Makan malam telah datang, dalam sekejap tangan telah digenggam erat dengan ekspresi serius, “Elin. Mungkin aku sudah terlambat baru berani bilang kalau sebenarnya, aku sudah lama ingin makan malam berdua kayak gini...”
“Apalagi waktu pertama kali kita jadi anggota OSIS, Awalnya agak aneh semua ini, tapi seiring berjalannya waktu aku mulai sadar, kalau sebenarnya aku ada rasa ke kamu. Tapi Rendra selalu saja mengganggu kalau kita lagi berdua”
“Aku takut bilang ini, karena kamu sering banget ke mana-mana sama Rendra. Banyak yang bilang kalau kalian itu pacaran, makanya aku diam-diam cari tahu apa yang mereka bilang itu benar apa enggak, ternyata kalian berdua sekedar sahabat. Makanya aku siapin ini jauh-jauh hari, berharap kamu bisa terima aku jadi pacar kamu”
Elin mungkin itu sebagai jawaban, “Darian, maaf gue enggak bisa jawab sekarang, kasih gue waktu buat jawab ini....!”
“Aku paham ini emang enggak mudah buat kamu, tapi jangan terlalu lama kasih jawabannya!” pertegas Darian memahami atas apa yang dikatakan, karena memang tidak mudah bagi Elin bisa menjawab ajakan pacaran darinya.
“Iya” kenapa tatapan yang diberikan Elin selalu saja membuat cowok dalam sekejap bisa salah tingkah, terutama jika lentik bulu mata berkedip sejenak dalam peraduan akan keindahan.
Elin memang tidak secantik Keisha, tetapi setiap kali dipandang dalam kurun waktu lama tidak mudah bosan melainkan berubah candu, sorot mata tenang dalam setiap langkah mengarungi bahtera kehidupan. Melukis kisah dalam catatan diksi belum tentu bisa berkata, bahwa siapa saja dengan mudah merasa nyaman.
Dilihat jarum jam telah menunjukkan pukul sembilan malam, “Darian, sekarang sudah jam sembilan. Aku harus pulang!”
***
Setelah mengerjakan tugas Elin mulai membuka suara, ingin meminta pendapat apakah Rendra setuju kalau dirinya terima Darian jadi kekasih, karena selama ini hanya bisa mengagumi bukankah itu kesempatan terbaik yang tidak akan terulang kembali.

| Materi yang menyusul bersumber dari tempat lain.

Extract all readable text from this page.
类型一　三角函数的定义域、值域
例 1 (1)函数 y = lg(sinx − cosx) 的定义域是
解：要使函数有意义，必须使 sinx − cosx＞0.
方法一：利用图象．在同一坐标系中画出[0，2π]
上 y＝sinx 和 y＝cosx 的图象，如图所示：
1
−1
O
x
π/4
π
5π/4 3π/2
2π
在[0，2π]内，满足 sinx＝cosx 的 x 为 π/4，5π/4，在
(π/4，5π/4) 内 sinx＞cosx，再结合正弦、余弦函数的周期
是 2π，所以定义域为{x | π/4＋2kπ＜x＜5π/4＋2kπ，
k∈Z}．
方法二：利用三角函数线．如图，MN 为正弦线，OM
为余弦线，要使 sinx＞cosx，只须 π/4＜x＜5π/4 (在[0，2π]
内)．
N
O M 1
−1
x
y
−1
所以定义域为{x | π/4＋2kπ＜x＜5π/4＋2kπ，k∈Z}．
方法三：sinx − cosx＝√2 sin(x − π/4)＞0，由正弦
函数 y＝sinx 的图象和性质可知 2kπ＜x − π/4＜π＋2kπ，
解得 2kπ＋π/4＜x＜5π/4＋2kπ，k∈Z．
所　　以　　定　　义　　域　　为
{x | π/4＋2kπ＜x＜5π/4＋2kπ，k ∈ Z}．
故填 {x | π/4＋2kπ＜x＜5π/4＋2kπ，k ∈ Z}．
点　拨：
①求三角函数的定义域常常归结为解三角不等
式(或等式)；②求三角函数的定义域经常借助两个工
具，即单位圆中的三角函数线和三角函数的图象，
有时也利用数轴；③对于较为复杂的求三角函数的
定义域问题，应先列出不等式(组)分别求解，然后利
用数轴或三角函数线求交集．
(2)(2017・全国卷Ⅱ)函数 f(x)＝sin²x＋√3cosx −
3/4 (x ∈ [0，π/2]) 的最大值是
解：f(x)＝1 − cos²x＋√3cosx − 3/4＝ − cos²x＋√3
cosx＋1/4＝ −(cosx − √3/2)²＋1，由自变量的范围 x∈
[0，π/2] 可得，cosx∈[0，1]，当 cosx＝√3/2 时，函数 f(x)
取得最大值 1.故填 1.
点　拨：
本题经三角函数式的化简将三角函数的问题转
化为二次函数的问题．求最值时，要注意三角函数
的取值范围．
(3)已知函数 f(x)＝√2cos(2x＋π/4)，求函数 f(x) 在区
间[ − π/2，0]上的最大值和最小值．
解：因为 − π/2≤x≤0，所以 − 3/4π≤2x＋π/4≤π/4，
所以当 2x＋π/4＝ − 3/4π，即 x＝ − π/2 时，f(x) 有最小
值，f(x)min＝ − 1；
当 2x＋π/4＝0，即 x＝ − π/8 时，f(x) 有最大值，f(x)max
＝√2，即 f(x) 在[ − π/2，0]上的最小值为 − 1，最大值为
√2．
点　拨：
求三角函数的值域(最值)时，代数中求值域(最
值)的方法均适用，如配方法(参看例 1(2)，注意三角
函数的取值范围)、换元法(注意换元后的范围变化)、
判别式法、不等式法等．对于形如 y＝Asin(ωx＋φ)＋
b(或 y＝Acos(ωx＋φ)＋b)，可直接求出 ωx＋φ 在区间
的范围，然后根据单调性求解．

Tetapi Elin kemarin malam tidak menerima bukan karena belum yakin tentang cinta, namun ingin menguji apakah Darian sabar menanti jawaban, agar tahu kalau Elin bukan tipe cewek yang mudah didapat.
“Ren, semalam Darian tembak gue”
Mendengar perkataan tersebut seketika Rendra tersedak oleh roti bakar yang selalu dibuat Elin, segera diambil minum air putih di dalam laci meja.
“Kalau makan pelan-pelan” membuka tutup botol sebelum menyerahkan minum, “Gimana menurut elo, kan selama ini gue suka sama dia, tapi baru sekarang dia sadar kalau gue juga punya perasaan buat dia....”
“Padahal gue tunggu dari awal kenalan pas jadi anggota OSIS, apalagi posisi Darian juga sudah lama enggak pacaran, seandainya gue pacaran sama dia. Elo setuju enggak?”
Betapa sakit jiwa itu terkoyak belati tanpa tepi, perihal penjelasan yang sangat menyayat sanubari untuk berkata jangan menerima perasaan cinta dari cowok lain, tetapi apalah daya kuasa menahan dalam rasa takut juga cemburu.
Selalu berpikir bagaimana jika Rendra kelak akan kehilangan banyak waktu, jikalau ada kehadiran sosok lain sebagai teman dalam melewati keseharian, yang akan mengganti posisinya.
“Enggak tahu....” jawab Rendra hanya singkat demi menyembunyikan tidak terima sekaligus menolak kalau Elin dan Darian jadian, jika itu terjadi bagaimana dengan perasaan dirinya, selama ini menanti pada tempat suci untuk segera dibalas hati.